Изменить размер шрифта - +

Вскоре неподалеку от него послышался шум приближающейся погони. Охота на убийцу продолжалась весь день, и он не попал в руки преследователей только потому, что, затаив дыхание, беззвучно сидел в зарослях, углубляться в которые враги его не решались, опасаясь тигров. Он забылся в коротком сне, проснувшись, полежал немного, тревожно вслушиваясь в лесные звуки, пополз дальше и вновь отдыхал и полз вперед, пока наконец, на третий день после случившегося, не оказался за цепью холмов и не устремился, не щадя сил, дальше в предгорья.

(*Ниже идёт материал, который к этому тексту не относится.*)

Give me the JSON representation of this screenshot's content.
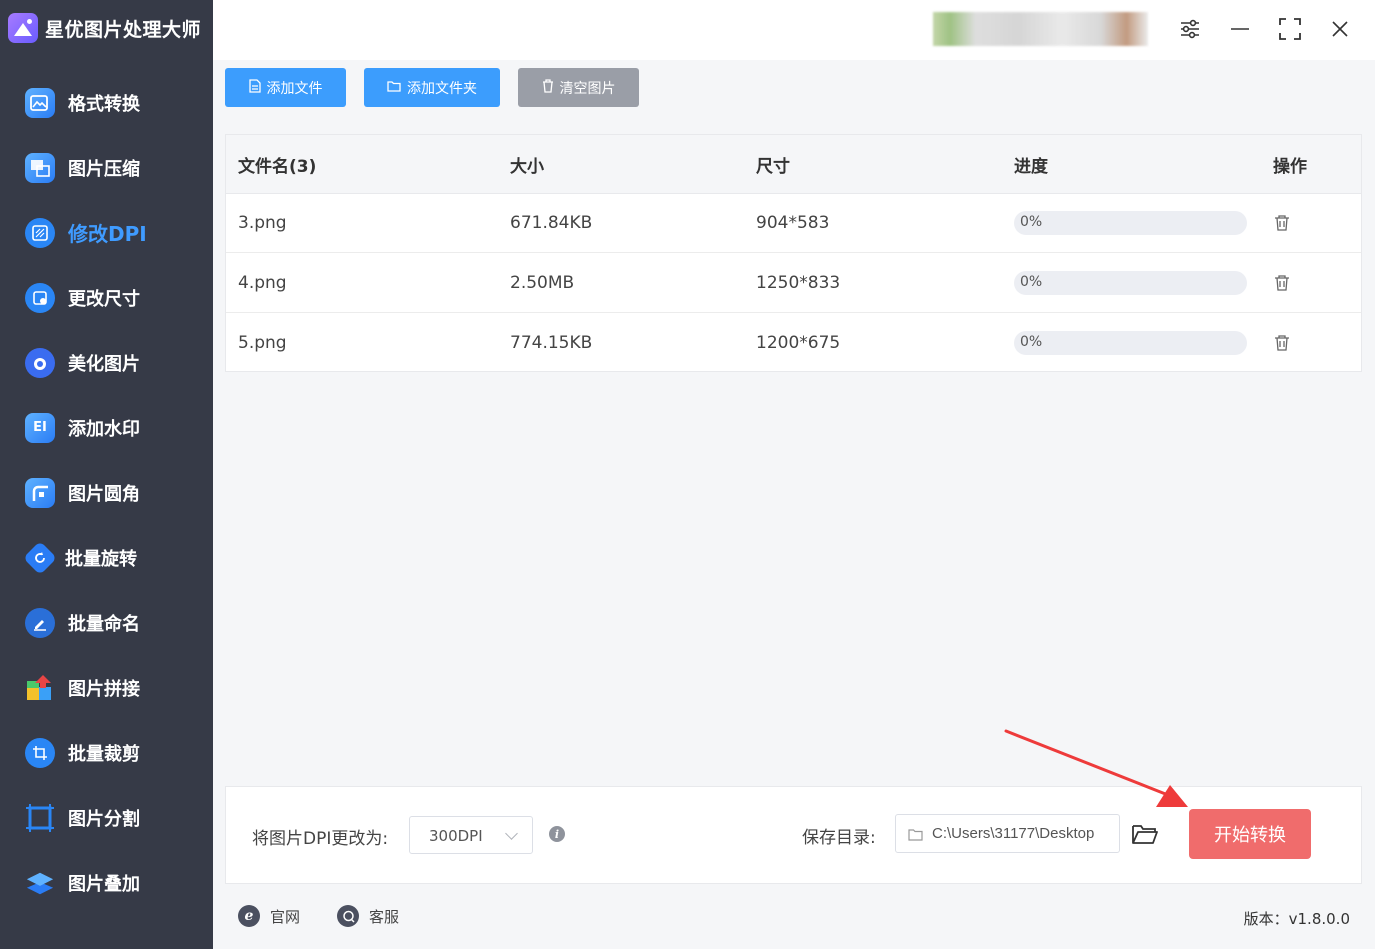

Лишенный родины, он исходил немало дорог; бесприютная жизнь сделала его сердце более суровым и бесстрастным, а ум более мудрым и угрюмым; и все же по ночам он вновь и вновь видел во сне Правати и свое былое счастье или то, что он называл счастьем, он часто видел свое бегство и погоню, жуткие, леденящие душу сны; ему снилось однажды, будто он бежит через лес, позади — барабаны и охотничьи рога преследователей, а он что-то бережно несет через топи и болота, по гнилым, рассыпающимся в прах мосткам, сквозь терновые заросли — некую ношу, узелок, что-то замотанное в тряпицу, сокрытое, неведомое, нечто, о чем он знал лишь одно: что оно бесценно и что с ним нельзя расставаться, некое сокровище, которому, грозит опасность, быть может, нечто украденное, закутанное в цветной плат с багряно-синими узорами, такими, какие были на праздничном платье Правати; и он, обремененный этой таинственной ношей, — то ли найденным кладом, то ли воровской добычей, — преследуемый, преодолевающий препятствие за препятствием, то бежал, то крался под низким пологом ветвей, под нависшими кручами, мимо змей, по устрашающе узким тропинкам над реками, кишащими крокодилами, и вот наконец, затравленный, обессилевший, остановился и стал торопливо распутывать узлы на веревках, которыми стянута была его ноша, и развязал их один за другим, и, сняв узорчатый плат, увидел, что сокровище в его задрожавших от ужаса руках — его собственная голова.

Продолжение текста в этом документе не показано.